Oh, dates. Oh, dates in Java. They’re a bit of a dangerous mess, at least prior to Java 8. That’s why Java 8 created its own date-time libraries, and why JodaTime was the gold standard in Java date handling for many years.

But it doesn’t really matter what date handling you do if you’re TRWTF. An Anonymous submitter passed along this method, which is meant to set the start and end date of a search range, based on a number of days:

private void setRange(int days){
        DateFormat df = new SimpleDateFormat("yyyy-MM-dd")
        Date d = new Date();
        Calendar c = Calendar.getInstance()
        c.setTime(d);

        Date start =  c.getTime();

        if(days==-1){
                c.add(Calendar.DAY_OF_MONTH, -1);
                assertThat(c.getTime()).isNotEqualTo(start)
        }
        else if(days==-7){
                c.add(Calendar.DAY_OF_MONTH, -7)
                assertThat(c.getTime()).isNotEqualTo(start)
        }
        else if (days==-30){
                c.add(Calendar.DAY_OF_MONTH, -30)
                assertThat(c.getTime()).isNotEqualTo(start)
        }
        else if (days==-365){
                c.add(Calendar.DAY_OF_MONTH, -365)
                assertThat(c.getTime()).isNotEqualTo(start)
        }

        from = df.format(start).toString()+"T07:00:00.000Z"
        to = df.format(d).toString()+"T07:00:00.000Z"
}

Right off the bat, days only has a handful of valid values- a day, a week, a month(ish) or a year(ish). I’m sure passing it as an int would never cause any confusion. The fact that they don’t quite grasp what variables are for is a nice touch. I’m also quite fond of how they declare a date format at the top, but then also want to append a hard-coded timezone to the format, which again, I’m sure will never cause any confusion or issues. The assertThat calls check that the Calendar.add method does what it’s documented to do, making those both pointless and stupid.

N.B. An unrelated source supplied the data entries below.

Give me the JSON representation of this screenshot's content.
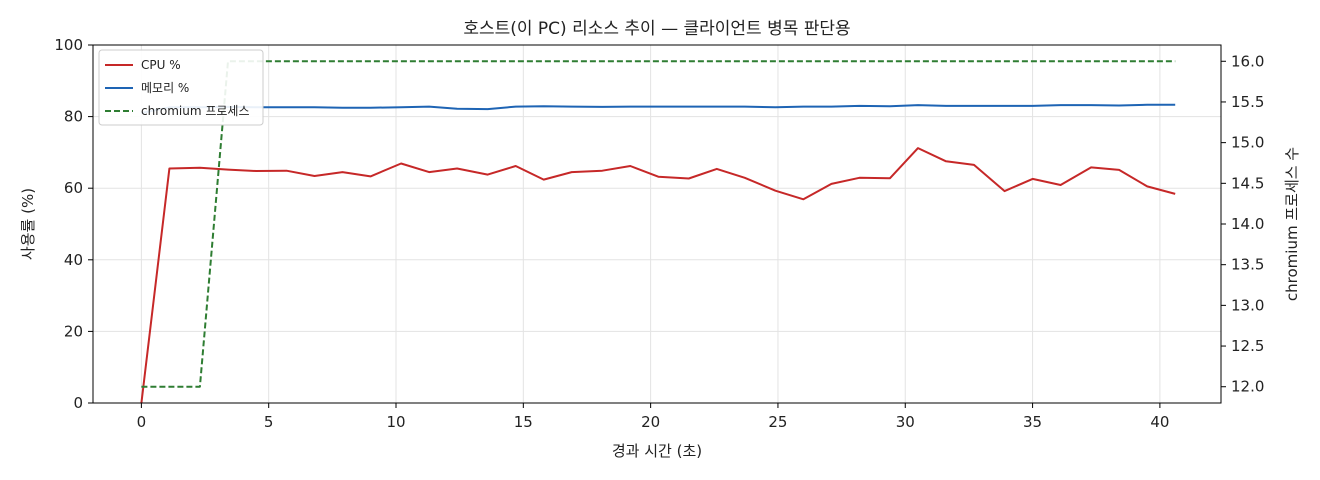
{
  "chart_data": {
    "type": "line",
    "title": "호스트(이 PC) 리소스 추이 — 클라이언트 병목 판단용",
    "xlabel": "경과 시간 (초)",
    "ylabel": "사용률 (%)",
    "y2label": "chromium 프로세스 수",
    "xlim": [
      -1.9,
      42.4
    ],
    "ylim": [
      0,
      100
    ],
    "y2lim": [
      11.8,
      16.2
    ],
    "xticks": [
      0,
      5,
      10,
      15,
      20,
      25,
      30,
      35,
      40
    ],
    "yticks": [
      0,
      20,
      40,
      60,
      80,
      100
    ],
    "y2ticks": [
      12.0,
      12.5,
      13.0,
      13.5,
      14.0,
      14.5,
      15.0,
      15.5,
      16.0
    ],
    "y2tick_labels": [
      "12.0",
      "12.5",
      "13.0",
      "13.5",
      "14.0",
      "14.5",
      "15.0",
      "15.5",
      "16.0"
    ],
    "grid": true,
    "legend_position": "top-left",
    "x": [
      0.0,
      1.1,
      2.3,
      3.4,
      4.5,
      5.7,
      6.8,
      7.9,
      9.0,
      10.2,
      11.3,
      12.4,
      13.6,
      14.7,
      15.8,
      16.9,
      18.1,
      19.2,
      20.3,
      21.5,
      22.6,
      23.7,
      24.9,
      26.0,
      27.1,
      28.2,
      29.4,
      30.5,
      31.6,
      32.7,
      33.9,
      35.0,
      36.1,
      37.3,
      38.4,
      39.5,
      40.6
    ],
    "series": [
      {
        "name": "CPU %",
        "axis": "left",
        "color": "#c62828",
        "style": "solid",
        "values": [
          0.0,
          65.5,
          65.7,
          65.2,
          64.8,
          64.9,
          63.4,
          64.5,
          63.3,
          66.9,
          64.5,
          65.5,
          63.8,
          66.2,
          62.4,
          64.5,
          64.9,
          66.2,
          63.2,
          62.7,
          65.4,
          62.9,
          59.3,
          56.9,
          61.2,
          62.9,
          62.8,
          71.2,
          67.5,
          66.5,
          59.2,
          62.6,
          60.9,
          65.8,
          65.1,
          60.5,
          58.4
        ]
      },
      {
        "name": "메모리 %",
        "axis": "left",
        "color": "#1e64b4",
        "style": "solid",
        "values": [
          81.0,
          82.6,
          82.6,
          82.7,
          82.6,
          82.6,
          82.6,
          82.5,
          82.5,
          82.6,
          82.8,
          82.2,
          82.1,
          82.8,
          82.9,
          82.8,
          82.7,
          82.8,
          82.8,
          82.8,
          82.8,
          82.8,
          82.6,
          82.8,
          82.8,
          83.0,
          82.9,
          83.2,
          83.0,
          83.0,
          83.0,
          83.0,
          83.2,
          83.2,
          83.1,
          83.3,
          83.3
        ]
      },
      {
        "name": "chromium 프로세스",
        "axis": "right",
        "color": "#2e7d32",
        "style": "dashed",
        "values": [
          12,
          12,
          12,
          16,
          16,
          16,
          16,
          16,
          16,
          16,
          16,
          16,
          16,
          16,
          16,
          16,
          16,
          16,
          16,
          16,
          16,
          16,
          16,
          16,
          16,
          16,
          16,
          16,
          16,
          16,
          16,
          16,
          16,
          16,
          16,
          16,
          16
        ]
      }
    ]
  }
}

But that’s all small stuff. The real magic is that they never actually use the calendar after adding/subtracting dates. They obviously meant to include d = c.getTime() someplace, but forgot. Then, without actually testing the code (they have so many asserts, why would they need to test?) they checked it in. It wasn’t until QA was checking the prerelease build that anyone noticed, “Hey, filtering by dates doesn’t work,” and an investigation revealed that from and to always had the same value.